Last night, as I was sleeping
I dreamt – marvelous error!–
that I had a beehive
here inside my heart.
And the golden bees
were making white combs
and sweet honey
from my old failures.”

– Antonio Machado

When our shadow keeps us from stepping onto the dance floor or moving freely, creatively, constraint, stiffness step in.  Unable to live fully into all of ourselves, our authenticity suffers.  We then have to devise strategies to compensate for the moves we cannot make. Our potential for creativity and inner power is diminished.

How can we move towards being fully ourselves?  How can we integrate our shadow- often wily, usually mysterious, sometimes fiercely tenacious? Can we embrace all of ourselves? What does it take to move freely and creatively in our lives?

This process is symphonic – having several movements infused with reoccurring themes. To begin we must notice when and to what we have strong reactions.  Both strong positive and negative reactions hold clues.  While unable to look into the depths of our own shadow, we often see it reflected outside of ourselves, in others.

When our response to others is strong, we have an opportunity to investigate what about them “triggers” us.  Whether our response is positive or negative, it is useful to
extrapolate the qualities that we notice when we are galvanized by another..

Listing these, checking them out carefully and then using our list to find these qualities in ourselves is a useful first step in shedding some light on our shadowy dance partner.

In coaching we often speak of the need to be open and curious. Curiosity allows engagement, dynamic interest, movement towards lightheartedness. .Joy.discovery, openness -an awake state – exuberance. and  Innocence are present in curiosity. We are inherently experimental and playful as infants – ready to “taste” the world.  Curiosity brings forward our potential which transforms into “hope”. It is a movement towards freedom.

Our assumption, as coaches,  is that we are curious when we ask questions.  On one level this is true, yet curiosity is a much deeper inclination and often illuminates some part of our shadow.

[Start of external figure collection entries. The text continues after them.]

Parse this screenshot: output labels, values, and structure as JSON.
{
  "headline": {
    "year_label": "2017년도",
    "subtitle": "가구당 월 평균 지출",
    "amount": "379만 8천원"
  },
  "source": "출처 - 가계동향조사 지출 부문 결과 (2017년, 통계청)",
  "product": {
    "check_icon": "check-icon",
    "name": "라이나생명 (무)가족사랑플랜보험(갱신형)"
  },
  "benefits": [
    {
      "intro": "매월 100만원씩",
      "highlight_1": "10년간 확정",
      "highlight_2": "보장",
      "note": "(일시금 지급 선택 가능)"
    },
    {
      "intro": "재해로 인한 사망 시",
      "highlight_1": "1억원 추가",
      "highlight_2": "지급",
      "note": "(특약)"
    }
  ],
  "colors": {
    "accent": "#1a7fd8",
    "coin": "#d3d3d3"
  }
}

What are we not curious about? What questions will we refrain from asking? And beyond the asking of questions, where does curiosity lead us? Can we feel the exhilaration of it arising or is the questioning mechanical, stilted?  How willing are we try new practices with clients? Or devise fresh self-observations? Do we do our own inquiry? How often will we continue to read something that at first doesn’t appeal to us?  Are we willing to attend a training in an area that doesn’t light us up?

When we have blind spots around our curiosity, there are subjects we avoid entering into fully – for ourselves and with clients. Sometimes this happens because “we already know” – that is we make assumptions from a very limited sampling or insufficient evidence.  Or, we touch into a topic that brings up strong somatic resistance and so we deal with it superficially –  blind to the fact  that we are shutting down an  important vein of inquiry.

The shadow side of curiosity can show up around issues of money, abuse, pleasure, relationships, rage, eating habits, child rearing, power or any of life’s intricate events. For each of us, it develops out of our own unique experience.  Yet, to fully serve our clients, we need to bring light to bear on the very dark side of our limited curiosity.

The issue is further complicated by how we hold curiosity. Is it solely a cognitive experience, a sort of intellectual inquisitiveness?  For many of us acculturated into intellectual curiosity, it remains at that level. We disown sensual curiosity, not willing to engage with textures, scents, sensations or tastes, perhaps.

When we get really curious about the emotional responses that arise in us, when we are listening deeply, or when  we develop enough curiosity for a nuanced understanding of how we are reacting to our client’s narrative, we are experiencing emotional curiosity. Can we hold strong emotions – our own and that of others? Or do we avoid certain emotions, shutting down the curiosity of our hearts? When we become skillful in staying curious about our feelings, we serve both the client and ourselves.